# f > 0 implies int f(x) dx > 0

By | Mai 7, 2015

If $$f : \mathbb{R} \to \mathbb{R}$$ is continuous on $$[a,~b]$$ and $$f > 0$$ then $\int_{a}^{b} f(x) ~ dx > 0 .$ This theorem is a well-known example in undergraduate analysis and can be proven easily. But what if the continuity of $$f$$ is replaced with integrability?

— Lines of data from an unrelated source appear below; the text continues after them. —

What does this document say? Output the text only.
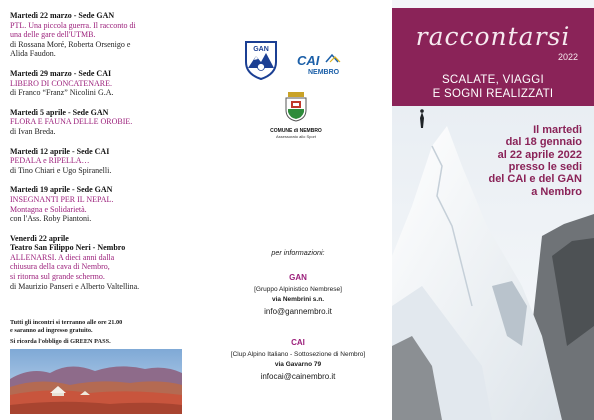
Martedì 22 marzo - Sede GAN
PTL. Una piccola guerra. Il racconto di
una delle gare dell'UTMB.
di Rossana Moré, Roberta Orsenigo e
Alida Faudon.
Martedì 29 marzo - Sede CAI
LIBERO DI CONCATENARE.
di Franco “Franz” Nicolini G.A.
Martedì 5 aprile - Sede GAN
FLORA E FAUNA DELLE OROBIE.
di Ivan Breda.
Martedì 12 aprile - Sede CAI
PEDALA e RIPELLA…
di Tino Chiari e Ugo Spiranelli.
Martedì 19 aprile - Sede GAN
INSEGNANTI PER IL NEPAL.
Montagna e Solidarietà.
con l'Ass. Roby Piantoni.
Venerdì 22 aprile
Teatro San Filippo Neri - Nembro
ALLENARSI. A dieci anni dalla
chiusura della cava di Nembro,
si ritorna sul grande schermo.
di Maurizio Panseri e Alberto Valtellina.
Tutti gli incontri si terranno alle ore 21.00
e saranno ad ingresso gratuito.
Si ricorda l'obbligo di GREEN PASS.
GAN
CAI
NEMBRO
COMUNE di NEMBRO
Assessorato allo Sport
per informazioni:
GAN
[Gruppo Alpinistico Nembrese]
via Nembrini s.n.
info@gannembro.it
CAI
[Clup Alpino Italiano - Sottosezione di Nembro]
via Gavarno 79
infocai@cainembro.it
raccontarsi
2022
SCALATE, VIAGGI
E SOGNI REALIZZATI
Il martedì
dal 18 gennaio
al 22 aprile 2022
presso le sedi
del CAI e del GAN
a Nembro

Theorem. If $$f : \mathbb{R} \to \mathbb{R}$$ is Riemann-integrable on $$[a,~b]$$ and $$f > 0$$ on $$[a,~b]$$ then $\int_{a}^{b} f(x) ~ dx > 0 . \tag{1}$

Proof. Obviously $$L(f,~P) \ge 0$$ for any partition $$P$$ of $$[a,~b]$$, thus we have $\int_{a}^{b} f(x) ~dx \ge 0 . \tag{2}$ Now, suppose that $\int_{a}^{b} f(x) ~ dx =0 . \tag{3}$ For $$f$$ is Riemann-integrable, $$f$$ is Lebesgue-integrable and measurable. Let $$M$$ be the supremum of $$f$$ on $$[a,~b].$$ Then the inverse image $f^{-1} ((0,~ M+1)) \tag{4}$ is also measurable and the measure of (4) equals zero by (3). But $0 < f(x) < M+1$ for all $$x \in [a,~b]$$, which implies that the measure of (4) has to be same to the measure of $$[a,~b] .$$ This is a contradiction, i.e., (3) is false; Consequently by (2), we have $\int_{a}^{b} f(x) ~dx > 0 .$